Let's trace the backtracking function for nums = [1, 2, 3]:

  1. Step 1 (Root Call): backtrack(start=0, path=[]).
    • Add copy of path to result. result = [[]].
    • Loop starts at i = 0. Add nums[0] (1) to path. Path is now [1].
  2. Step 2 (Recurse i=0): Call backtrack(start=1, path=[1]).
    • Add copy: result = [[], [1]].
    • Loop starts at i = 1. Add nums[1] (2). Path is now [1, 2].
  3. Step 3 (Recurse i=1): Call backtrack(start=2, path=[1, 2]).
    • Add copy: result = [[], [1], [1, 2]].
    • Loop starts at i = 2. Add nums[2] (3). Path is now [1, 2, 3].
  4. Step 4 (Recurse i=2): Call backtrack(start=3, path=[1, 2, 3]).
    • Add copy: result = [[], [1], [1, 2], [1, 2, 3]].
    • Loop at start=3 doesn't run. Return.
  5. Step 5 (Backtrack from 3): In Step 3, we pop 3. Path goes back to [1, 2].
    • Loop for start=2 ends. Return.
  6. Step 6 (Backtrack from 2): In Step 2, we pop 2. Path goes back to [1].
    • Loop continues in Step 2 at i = 2. Add nums[2] (3). Path is now [1, 3].
    • Call backtrack(start=3, path=[1, 3]). Saves it. Returns. Pops 3.
  7. Step 7 (Continue Backtracking): The execution continues this way until all combinations are explored, ending with the collection of all 8 subsets.

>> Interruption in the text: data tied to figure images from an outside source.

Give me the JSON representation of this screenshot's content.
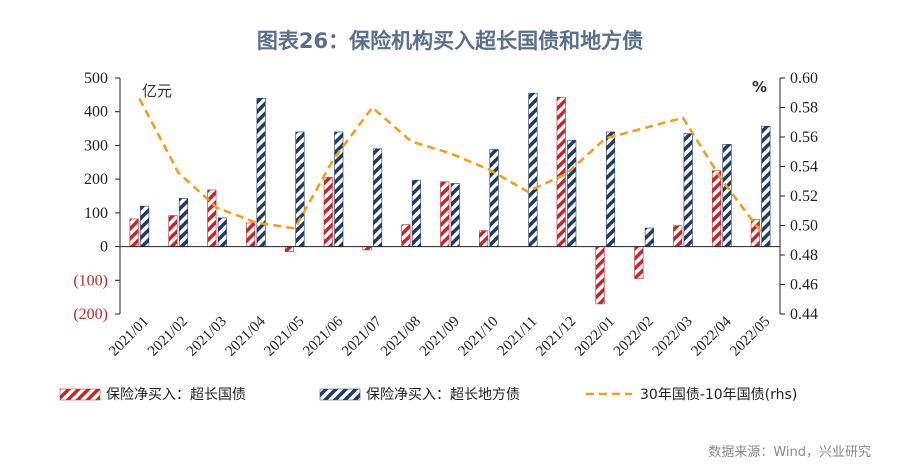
{
  "title": "图表26：保险机构买入超长国债和地方债",
  "source": "数据来源：Wind，兴业研究",
  "colors": {
    "series1": "#c0282d",
    "series2": "#1f3b66",
    "line": "#f0a020",
    "title": "#5a6f8a"
  },
  "chart_data": {
    "type": "bar",
    "categories": [
      "2021/01",
      "2021/02",
      "2021/03",
      "2021/04",
      "2021/05",
      "2021/06",
      "2021/07",
      "2021/08",
      "2021/09",
      "2021/10",
      "2021/11",
      "2021/12",
      "2022/01",
      "2022/02",
      "2022/03",
      "2022/04",
      "2022/05"
    ],
    "y_left": {
      "unit": "亿元",
      "range": [
        -200,
        500
      ],
      "ticks": [
        500,
        400,
        300,
        200,
        100,
        0,
        -100,
        -200
      ],
      "tick_labels": [
        "500",
        "400",
        "300",
        "200",
        "100",
        "0",
        "(100)",
        "(200)"
      ]
    },
    "y_right": {
      "unit": "%",
      "range": [
        0.44,
        0.6
      ],
      "ticks": [
        0.6,
        0.58,
        0.56,
        0.54,
        0.52,
        0.5,
        0.48,
        0.46,
        0.44
      ],
      "tick_labels": [
        "0.60",
        "0.58",
        "0.56",
        "0.54",
        "0.52",
        "0.50",
        "0.48",
        "0.46",
        "0.44"
      ]
    },
    "series": [
      {
        "name": "保险净买入：超长国债",
        "type": "bar",
        "axis": "left",
        "values": [
          82,
          92,
          168,
          70,
          -15,
          205,
          -10,
          65,
          192,
          47,
          0,
          443,
          -170,
          -95,
          62,
          225,
          80
        ]
      },
      {
        "name": "保险净买入：超长地方债",
        "type": "bar",
        "axis": "left",
        "values": [
          120,
          143,
          85,
          440,
          340,
          340,
          290,
          197,
          187,
          288,
          455,
          315,
          340,
          55,
          335,
          303,
          357
        ]
      },
      {
        "name": "30年国债-10年国债(rhs)",
        "type": "line",
        "axis": "right",
        "values": [
          0.586,
          0.536,
          0.512,
          0.502,
          0.498,
          0.545,
          0.58,
          0.557,
          0.549,
          0.538,
          0.523,
          0.535,
          0.559,
          0.566,
          0.573,
          0.531,
          0.496
        ]
      }
    ],
    "legend_position": "bottom",
    "grid": false
  }
}
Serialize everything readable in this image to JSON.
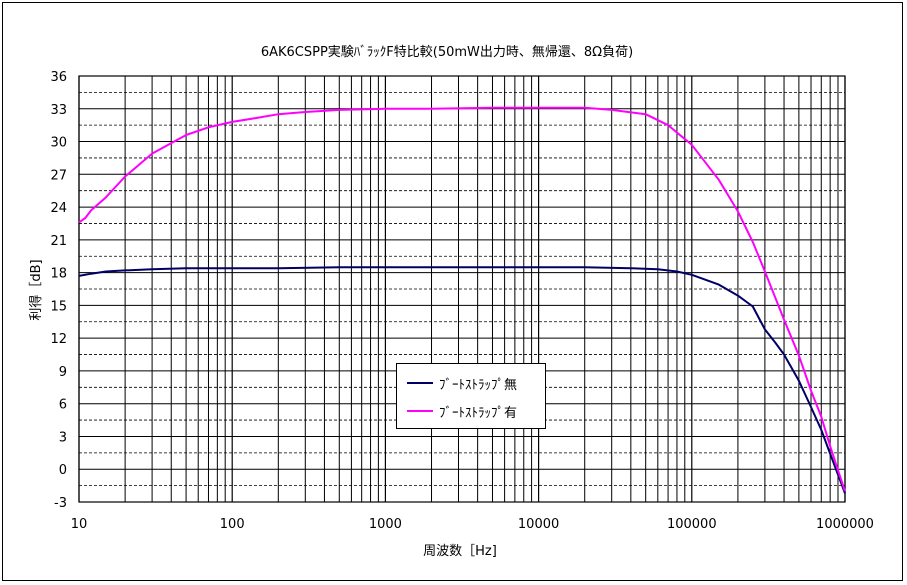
{
  "chart_data": {
    "type": "line",
    "title": "6AK6CSPP実験ﾊﾞﾗｯｸF特比較(50mW出力時、無帰還、8Ω負荷)",
    "xlabel": "周波数［Hz]",
    "ylabel": "利得［dB]",
    "x_scale": "log",
    "xlim": [
      10,
      1000000
    ],
    "ylim": [
      -3,
      36
    ],
    "x_ticks": [
      "10",
      "100",
      "1000",
      "10000",
      "100000",
      "1000000"
    ],
    "y_ticks": [
      "36",
      "33",
      "30",
      "27",
      "24",
      "21",
      "18",
      "15",
      "12",
      "9",
      "6",
      "3",
      "0",
      "-3"
    ],
    "grid": true,
    "legend_position": "center-bottom",
    "series": [
      {
        "name": "ﾌﾞｰﾄｽﾄﾗｯﾌﾟ無",
        "color": "#000066",
        "x": [
          10,
          12,
          15,
          20,
          30,
          50,
          100,
          200,
          500,
          1000,
          2000,
          5000,
          10000,
          20000,
          40000,
          60000,
          80000,
          100000,
          150000,
          200000,
          250000,
          300000,
          350000,
          400000,
          500000,
          600000,
          700000,
          800000,
          900000,
          1000000
        ],
        "y": [
          17.7,
          17.9,
          18.1,
          18.2,
          18.3,
          18.4,
          18.4,
          18.4,
          18.5,
          18.5,
          18.5,
          18.5,
          18.5,
          18.5,
          18.4,
          18.3,
          18.1,
          17.8,
          16.9,
          15.9,
          14.9,
          12.8,
          11.6,
          10.5,
          8.1,
          5.7,
          3.6,
          1.4,
          -0.5,
          -2.2
        ]
      },
      {
        "name": "ﾌﾞｰﾄｽﾄﾗｯﾌﾟ有",
        "color": "#ff00ff",
        "x": [
          10,
          11,
          12,
          15,
          20,
          30,
          50,
          70,
          100,
          150,
          200,
          300,
          500,
          1000,
          2000,
          5000,
          10000,
          20000,
          30000,
          50000,
          70000,
          100000,
          150000,
          200000,
          250000,
          300000,
          400000,
          500000,
          600000,
          700000,
          800000,
          900000,
          1000000
        ],
        "y": [
          22.6,
          23.0,
          23.7,
          24.9,
          26.8,
          28.9,
          30.6,
          31.3,
          31.8,
          32.2,
          32.5,
          32.7,
          32.9,
          33.0,
          33.0,
          33.1,
          33.1,
          33.1,
          32.9,
          32.5,
          31.5,
          29.7,
          26.5,
          23.6,
          20.8,
          18.1,
          13.7,
          10.4,
          7.2,
          4.8,
          2.1,
          -0.1,
          -2.0
        ]
      }
    ]
  }
}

Key Code Snippets & Explanations

Here is why the main logic in the solution is important:

  • res.add(new ArrayList<>(path));: Creates a deep copy of the active path. Since Java passes references by value, adding path directly would result in a list of empty lists at the end.
  • path.add(nums[i]); ... path.remove(path.size() - 1);: The backtrack sandwich. We explore all paths containing nums[i], and then clean up by removing it to test combinations without it.
  • backtrack(i + 1, ...);: Increments start boundary to guarantee we only move forward, preventing duplicate entries.

Java Implementation Code

Below is the complete, self-contained Java source code that solves this problem. It also includes a main method that traces the execution with console outputs.

package io.practise.dsa;

import java.util.ArrayList;
import java.util.Arrays;
import java.util.List;

public class Subsets {

    // Backtracking Search: Time O(2^N), Space O(N)
    public List<List<Integer>> subsets(int[] nums) {
        List<List<Integer>> result = new ArrayList<>();
        if (nums == null) {
            return result;
        }
        
        // Start backtracking from index 0
        backtrack(0, nums, new ArrayList<>(), result);
        return result;
    }

    private void backtrack(int start, int[] nums, List<Integer> path, List<List<Integer>> result) {
        // Add the current path subset to our result (must deep copy)
        result.add(new ArrayList<>(path));

        for (int i = start; i < nums.length; i++) {
            // 1. Choose: add current element
            path.add(nums[i]);

            // 2. Explore: recurse to next elements
            backtrack(i + 1, nums, path, result);

            // 3. Unchoose: backtrack by removing the last element
            path.remove(path.size() - 1);
        }
    }

    public static void main(String[] args) {
        Subsets solver = new Subsets();
        int[] nums = {1, 2, 3};

        System.out.println("--- Subsets (Power Set) Demonstration ---");
        System.out.println("Input Array: " + Arrays.toString(nums));
        List<List<Integer>> powerSet = solver.subsets(nums);
        System.out.println("Generated Subsets: " + powerSet);
    }
}

Conclusion

The Subsets problem is a classic introduction to state-space generation. By using backtracking, we recursively walk the decision tree, choosing to include or exclude elements, and build the entire power set in optimal time and memory.